RE100などの企業連合への加盟に利用できる
非化石証書を購入すれば、既存の電力契約を見直すことなく、自社の再エネ電力の比率を高められます。非化石証書は、再エネ電力の導入を目的としたRE100などの企業連合への加盟に利用することも可能です。ただし、団体によって利用可能な非化石証書が異なるため、事前に要件を確認してください。例えば、RE100への加入を目指す場合、トラッキング付き非化石証書という種類の証書しか利用が認められていません。
非化石証書を利用するときの注意点
非化石証書の利用に当たって、注意点が2つあります。
- 種類によって発電方法が異なる
- 購入のための費用が発生する
非化石証書のメリットだけでなく、デメリットの面についても目を向けることが大切です。非化石証書のさまざまなリスクを考慮した上で購入してください。
種類によって発電方法が異なる
前述したように、非化石証書は大きくFIT非化石証書、非FIT非化石証書(再エネ指定あり)、非FIT非化石証書(再エネ指定なし)の3種類に分けられます。それぞれの証書によって、発電に利用される電源の種別が異なるため、自社の取り組み内容に合致しているか事前に確認しましょう。
購入のための費用が発生する
また非化石証書の購入には、一定の費用が必要です。非化石証書の購入価格はオークションによって決定されますが、種類ごとに最低価格が決められています。[2]
FIT非化石証書 | 非FIT非化石証書 | |
価格帯 | 最低価格:0.4円/kWh | 最低価格:0.6円/kWh |
非化石証書の価格はkWh単位で決定されるため、予算に合った量の証書を購入してください。

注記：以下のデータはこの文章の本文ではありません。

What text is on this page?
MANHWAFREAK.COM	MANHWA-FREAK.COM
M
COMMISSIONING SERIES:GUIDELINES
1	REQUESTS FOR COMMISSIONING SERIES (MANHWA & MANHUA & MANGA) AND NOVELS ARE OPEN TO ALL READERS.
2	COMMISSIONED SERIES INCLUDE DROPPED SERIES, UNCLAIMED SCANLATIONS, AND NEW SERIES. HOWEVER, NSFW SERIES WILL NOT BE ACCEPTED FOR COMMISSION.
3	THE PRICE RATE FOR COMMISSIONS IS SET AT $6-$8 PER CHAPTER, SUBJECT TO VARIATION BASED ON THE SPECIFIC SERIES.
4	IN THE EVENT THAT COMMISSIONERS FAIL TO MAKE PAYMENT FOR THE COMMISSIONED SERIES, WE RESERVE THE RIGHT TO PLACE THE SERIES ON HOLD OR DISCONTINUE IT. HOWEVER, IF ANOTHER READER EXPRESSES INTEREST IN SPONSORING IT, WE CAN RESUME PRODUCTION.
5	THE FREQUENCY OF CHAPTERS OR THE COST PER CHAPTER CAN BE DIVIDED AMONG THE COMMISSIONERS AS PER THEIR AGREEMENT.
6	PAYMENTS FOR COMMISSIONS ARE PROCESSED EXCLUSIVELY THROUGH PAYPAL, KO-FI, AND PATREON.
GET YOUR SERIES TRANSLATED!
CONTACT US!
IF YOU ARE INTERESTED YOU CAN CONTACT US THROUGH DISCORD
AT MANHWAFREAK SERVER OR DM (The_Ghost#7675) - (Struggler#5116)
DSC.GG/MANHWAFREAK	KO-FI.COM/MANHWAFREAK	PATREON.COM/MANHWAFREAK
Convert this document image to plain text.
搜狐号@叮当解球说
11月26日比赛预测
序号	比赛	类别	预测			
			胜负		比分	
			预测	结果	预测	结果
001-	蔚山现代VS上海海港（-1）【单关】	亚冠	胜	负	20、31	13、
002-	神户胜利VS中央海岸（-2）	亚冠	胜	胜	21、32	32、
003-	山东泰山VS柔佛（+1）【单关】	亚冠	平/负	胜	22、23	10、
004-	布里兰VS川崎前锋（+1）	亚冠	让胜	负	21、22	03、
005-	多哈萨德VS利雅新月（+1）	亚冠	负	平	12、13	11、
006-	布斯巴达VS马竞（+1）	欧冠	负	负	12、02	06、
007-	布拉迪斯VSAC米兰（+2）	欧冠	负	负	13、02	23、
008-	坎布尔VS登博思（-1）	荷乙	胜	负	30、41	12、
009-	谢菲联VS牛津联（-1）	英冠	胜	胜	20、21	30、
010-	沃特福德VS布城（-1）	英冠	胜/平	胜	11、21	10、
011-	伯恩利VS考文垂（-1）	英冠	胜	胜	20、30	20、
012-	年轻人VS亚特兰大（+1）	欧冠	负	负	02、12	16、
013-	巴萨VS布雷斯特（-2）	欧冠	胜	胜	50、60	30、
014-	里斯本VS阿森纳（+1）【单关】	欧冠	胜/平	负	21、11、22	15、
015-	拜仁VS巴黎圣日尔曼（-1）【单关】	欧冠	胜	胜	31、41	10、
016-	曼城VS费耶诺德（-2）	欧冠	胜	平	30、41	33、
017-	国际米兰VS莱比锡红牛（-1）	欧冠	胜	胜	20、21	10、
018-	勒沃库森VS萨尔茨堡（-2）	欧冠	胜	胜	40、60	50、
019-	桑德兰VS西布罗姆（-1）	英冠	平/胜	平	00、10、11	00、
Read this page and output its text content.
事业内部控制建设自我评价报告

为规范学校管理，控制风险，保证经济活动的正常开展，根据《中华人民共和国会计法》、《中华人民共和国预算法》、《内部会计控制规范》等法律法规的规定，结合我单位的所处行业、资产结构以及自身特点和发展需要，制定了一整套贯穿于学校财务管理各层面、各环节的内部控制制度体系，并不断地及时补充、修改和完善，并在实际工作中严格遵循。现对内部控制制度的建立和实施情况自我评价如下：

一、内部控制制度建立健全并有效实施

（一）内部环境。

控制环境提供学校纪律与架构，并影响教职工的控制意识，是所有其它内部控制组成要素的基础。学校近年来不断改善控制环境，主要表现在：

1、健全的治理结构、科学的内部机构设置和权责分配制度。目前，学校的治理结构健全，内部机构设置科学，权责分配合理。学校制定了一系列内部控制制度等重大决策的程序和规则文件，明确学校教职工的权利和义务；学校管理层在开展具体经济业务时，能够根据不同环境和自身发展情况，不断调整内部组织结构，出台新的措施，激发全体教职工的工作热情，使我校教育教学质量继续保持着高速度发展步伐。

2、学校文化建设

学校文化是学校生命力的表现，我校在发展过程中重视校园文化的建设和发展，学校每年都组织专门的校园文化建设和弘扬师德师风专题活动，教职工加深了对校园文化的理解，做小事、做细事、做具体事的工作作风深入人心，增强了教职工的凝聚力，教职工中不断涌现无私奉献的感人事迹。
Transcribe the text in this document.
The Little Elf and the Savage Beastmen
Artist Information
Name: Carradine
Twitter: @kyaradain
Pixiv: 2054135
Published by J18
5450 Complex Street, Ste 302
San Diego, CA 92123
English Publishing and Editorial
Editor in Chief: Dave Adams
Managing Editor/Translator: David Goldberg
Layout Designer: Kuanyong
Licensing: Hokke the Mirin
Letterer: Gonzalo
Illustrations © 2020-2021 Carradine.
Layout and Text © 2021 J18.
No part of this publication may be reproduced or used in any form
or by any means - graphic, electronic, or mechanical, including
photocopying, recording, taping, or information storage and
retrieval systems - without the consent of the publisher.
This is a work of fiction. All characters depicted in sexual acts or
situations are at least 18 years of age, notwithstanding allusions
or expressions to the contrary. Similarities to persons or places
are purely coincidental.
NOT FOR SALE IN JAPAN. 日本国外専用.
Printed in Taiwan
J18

また、トラッキング付きの非化石証書の購入にあたり、トラッキング手数料という費用が追加されることも検討されており、制度の変更にも注意する必要があります。
【まとめ】非化石証書のメリットや注意点について知ろう
非化石証書は、化石燃料に依存しないクリーンなエネルギーを証書化し、自由に入札できるようにした制度です。2021年11月から、小売電気事業者だけでなく、一般企業などの電力需要家も非化石証書の取引が可能になりました。
非化石証書には、FIT非化石証書や非FIT非化石証書などの種類があります。非化石証書によっては、再エネ指定がないものもあるため、事前に電源の種別を確認しておくことが大切です。